The organization known as Machsom Watch has been in existence for over ten years. Since its first tentative steps as a small group of humanitarian feminists who wanted to protect the human and civil rights of Palestinians it has grown in numbers, is less radically feminist, but is still confined to women. Curious to see what they did, I joined a group of five early one morning. The women were all of a certain age and belonged to a specific (middle-class, Ashkenazi, secular) segment of the population. Since that is the category into which I fall, too, I felt quite at home in with them.
Our first stop that chilly morning was Checkpoint 300, also known as Rachel’s Checkpoint due to its proximity to the site of Rachel’s Tomb. We stood and watched as hundreds of Palestinian men filed through electronic barriers where their documents were checked. Soldiers, some of them still in their teens, checked the papers and made sure that everything went without a hitch.

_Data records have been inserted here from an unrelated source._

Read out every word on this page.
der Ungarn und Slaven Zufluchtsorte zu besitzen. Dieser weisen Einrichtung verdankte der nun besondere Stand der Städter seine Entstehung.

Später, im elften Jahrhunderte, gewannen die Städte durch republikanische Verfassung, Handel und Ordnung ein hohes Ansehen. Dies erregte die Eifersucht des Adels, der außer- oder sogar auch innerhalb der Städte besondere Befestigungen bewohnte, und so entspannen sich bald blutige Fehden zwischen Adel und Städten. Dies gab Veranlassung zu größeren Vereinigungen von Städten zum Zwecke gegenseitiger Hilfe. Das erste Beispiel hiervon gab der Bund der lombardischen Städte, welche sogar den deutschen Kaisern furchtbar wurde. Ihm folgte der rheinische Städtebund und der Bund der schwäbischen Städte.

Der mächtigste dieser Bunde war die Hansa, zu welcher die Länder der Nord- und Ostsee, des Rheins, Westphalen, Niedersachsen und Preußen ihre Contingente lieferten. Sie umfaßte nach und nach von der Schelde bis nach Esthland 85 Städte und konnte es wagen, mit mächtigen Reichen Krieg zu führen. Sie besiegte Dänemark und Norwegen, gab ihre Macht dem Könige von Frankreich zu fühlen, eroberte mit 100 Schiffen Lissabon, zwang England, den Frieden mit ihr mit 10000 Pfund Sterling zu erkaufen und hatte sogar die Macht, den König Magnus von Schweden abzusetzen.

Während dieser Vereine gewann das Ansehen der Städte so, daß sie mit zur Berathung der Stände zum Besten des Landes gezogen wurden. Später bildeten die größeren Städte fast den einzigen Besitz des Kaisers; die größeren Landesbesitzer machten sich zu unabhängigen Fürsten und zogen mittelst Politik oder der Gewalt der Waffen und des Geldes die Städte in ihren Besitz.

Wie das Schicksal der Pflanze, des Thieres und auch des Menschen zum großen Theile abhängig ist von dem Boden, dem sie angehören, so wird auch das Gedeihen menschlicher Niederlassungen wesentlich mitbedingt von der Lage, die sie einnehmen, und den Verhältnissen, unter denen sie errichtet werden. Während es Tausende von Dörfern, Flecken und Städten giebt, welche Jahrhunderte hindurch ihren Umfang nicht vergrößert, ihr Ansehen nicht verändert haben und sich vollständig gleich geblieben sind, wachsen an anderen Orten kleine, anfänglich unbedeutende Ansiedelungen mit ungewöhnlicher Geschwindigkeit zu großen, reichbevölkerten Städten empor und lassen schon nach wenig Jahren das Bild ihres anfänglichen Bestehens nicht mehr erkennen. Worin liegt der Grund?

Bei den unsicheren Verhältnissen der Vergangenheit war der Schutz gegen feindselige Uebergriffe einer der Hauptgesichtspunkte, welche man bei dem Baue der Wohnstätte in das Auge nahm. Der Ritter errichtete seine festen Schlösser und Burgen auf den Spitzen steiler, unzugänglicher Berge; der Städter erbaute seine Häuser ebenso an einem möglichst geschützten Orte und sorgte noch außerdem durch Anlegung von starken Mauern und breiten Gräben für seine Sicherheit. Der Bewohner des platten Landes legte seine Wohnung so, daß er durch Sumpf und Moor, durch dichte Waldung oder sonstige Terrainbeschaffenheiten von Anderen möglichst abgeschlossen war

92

Everey Palestinian worker must have a green ID card, issued by the Palestinian Authority, as well as an electronic card and a work permit, issued at the behest of his employer. I did not sense any tension or antagonism in the process, and everything appeared to be going smoothly. Once through the barrier the men boarded buses provided by the employers or began walking towards Jerusalem.
If you are a Palestinian man and want a permit to work in Israel you must be married and have at least one child. If you are the close relative of someone who has been arrested on suspicion of terrorist activity, nationalist sympathies, or stone-throwing, your work permit can be taken away from you, in which case you are ‘blacklisted.’ I was told of an instance in which three brothers who had been working in Israel for several years were blacklisted after their teenage brother was arrested for throwing stones.
This is an area in which the women of Machsom Watch have become proficient, as there is a process of appeal against being blacklisted. The various procedures, including filling in forms and even appearing before a special administrative court at which the military authority is required to justify the blacklisting, are difficult if not impossible for the average Palestinian manual labourer to master. Some of the women I met can speak some Arabic and it was very touching to see the burly labourers come over to one of the women to ask for her help in solving some administrative problem or other. In many cases they know them by name, and speak to her as a friend. Some 70 percent of those blacklisted get their work permits back after Machsom Watch’s intervention.
After spending an hour at Checkpoint 300, we drove through the Etzion tunnel and the hilly countryside to the Etzion Bloc, to the office of the District Coordinator Liaison. This is the administrative centre where youngsters wishing to start working come to get their initial permit. In order to work in one of the settlements the requirements for obtaining a permit are less rigid, and this is where many youngsters find employment. This is also where special permits are issued to Palestinians who need to enter Israel in order to attend hospital.
The building where the men wait is equipped with seating and even air-conditioning. Specific days are allocated to specific villages, and while the system seems to be working it is laborious and time-consuming.
However, when I look back to my early days in Israel I recall what seemed to me at the time to be complex and mistrustful bureaucratic procedures that often left me frustrated and tearful. If you are a foreigner, it’s not easy to get a work permit in any European country or the USA. All over the world bureaucracy is rampant, but in Israel it is augmented by the need to maintain security and protect the civilian population.
But at least I didn’t have to go through the experience every day.